Estate Planning Basics

Estate Planning is frequently equated with tax planning, especially by the wealthy to reduce the amount owed to federal and state governments at death.  Estate planning is much more than tax planning.  Good planning covers distribution of your world goods, whether owned in your own name or jointly with someone else.  Good estate planning also allows you to designate the people who should make financial and health care decisions on your behalf if you are not able to.  Injury, illness or complete incapacity is more likely to happen unexpectedly, and if you are not competent, it is too late to plan.

A basic estate plan consists of a will, a durable financial power of attorney and an advance medical directive. 

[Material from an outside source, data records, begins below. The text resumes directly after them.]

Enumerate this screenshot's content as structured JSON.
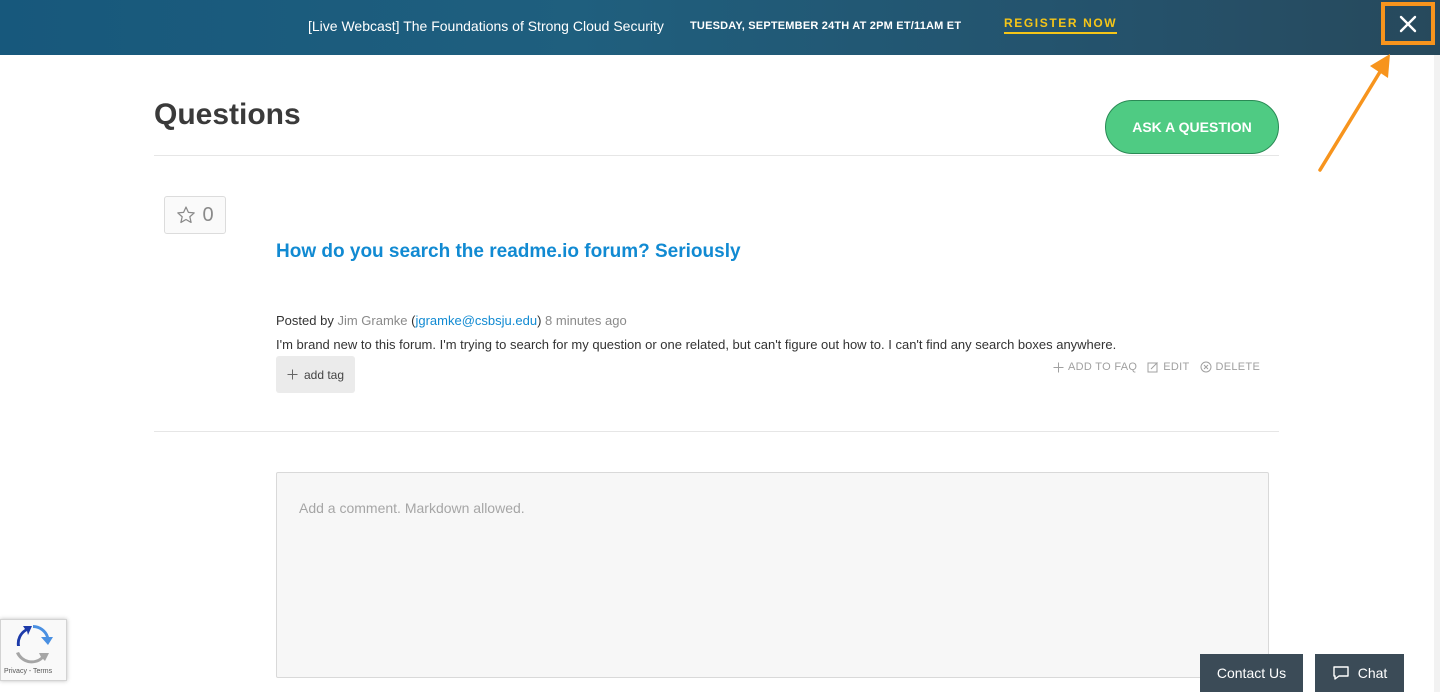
{
  "banner": {
    "title": "[Live Webcast] The Foundations of Strong Cloud Security",
    "date": "TUESDAY, SEPTEMBER 24TH AT 2PM ET/11AM ET",
    "register_label": "REGISTER NOW",
    "close_icon": "close-icon",
    "highlight_color": "#f7941d"
  },
  "page": {
    "title": "Questions",
    "ask_button": "ASK A QUESTION"
  },
  "question": {
    "votes": "0",
    "title": "How do you search the readme.io forum? Seriously",
    "posted_by_label": "Posted by",
    "author": "Jim Gramke",
    "paren_open": "(",
    "email": "jgramke@csbsju.edu",
    "paren_close": ")",
    "time": "8 minutes ago",
    "body": "I'm brand new to this forum. I'm trying to search for my question or one related, but can't figure out how to. I can't find any search boxes anywhere.",
    "add_tag": "add tag",
    "actions": {
      "add_to_faq": "ADD TO FAQ",
      "edit": "EDIT",
      "delete": "DELETE"
    }
  },
  "comment": {
    "placeholder": "Add a comment. Markdown allowed."
  },
  "recaptcha": {
    "terms": "Privacy - Terms"
  },
  "footer": {
    "contact": "Contact Us",
    "chat": "Chat"
  },
  "colors": {
    "accent_green": "#4fcb83",
    "link_blue": "#118ad2",
    "register_yellow": "#f5c518"
  }
}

  • A will allows you to designate who will receive your worldly goods (and who will not through the process of disinheriting).   This is particularly important if the case of a couple with children from previous marriages.  Every state has its own laws on who inherits when there is no will.  It can be a very unpleasant surprise when the first spouse dies, and the survivor learns he is entitled to one-third of the estate, while a grown child from a previous marriage inherits the rest.  
  • A durable financial power of attorney permits you to designate the person you want to manage your financial affairs if you are temporarily or permanently incapacitated.  It is “durable” because it remains valid, even if you are incapacitated.
  • An Advance Medical Directive contains your health care power of attorney to designate who can make medical decisions and consult with your care givers if you are unable to manage your own care, and a Living Will in which you express your preferences for medical care if you are unable to communicate, and for end of life medical treatment that you want or specifically do not want.  The third component of the Advance directive is the HIPAA Privacy Authorization in which you designate which people should have access to your health care records.

As people’s lives become more complex, so does the estate plan.  Parents of minor children need to decide who should be the guardian of the children if neither of them are able, and then name the guardian in both a Will and a power of attorney, covering the need for guardianship in case of death and incapacity.

It is important to note that a Will controls the disposition only of assets you own solely in your own name.  Assets owned jointly with another person pass to the survivor by rights of survivorship.   A “Pay on Death” or “Transfer on Death” (POD/TOD) designation transfers ownership to the named designee.  Life insurance, and retirement plans such as 401(k), IRA and annuities pass to beneficiaries who have been formally named on a beneficiary designation form.   It is important to review beneficiary designations periodically, especially if you experience a major life change such as marriage, divorce, birth of a child or death of a spouse.  Although it may seem unfair, an ex-spouse named as beneficiary of a 401(k) will receive the account if the beneficiary designation is not changed.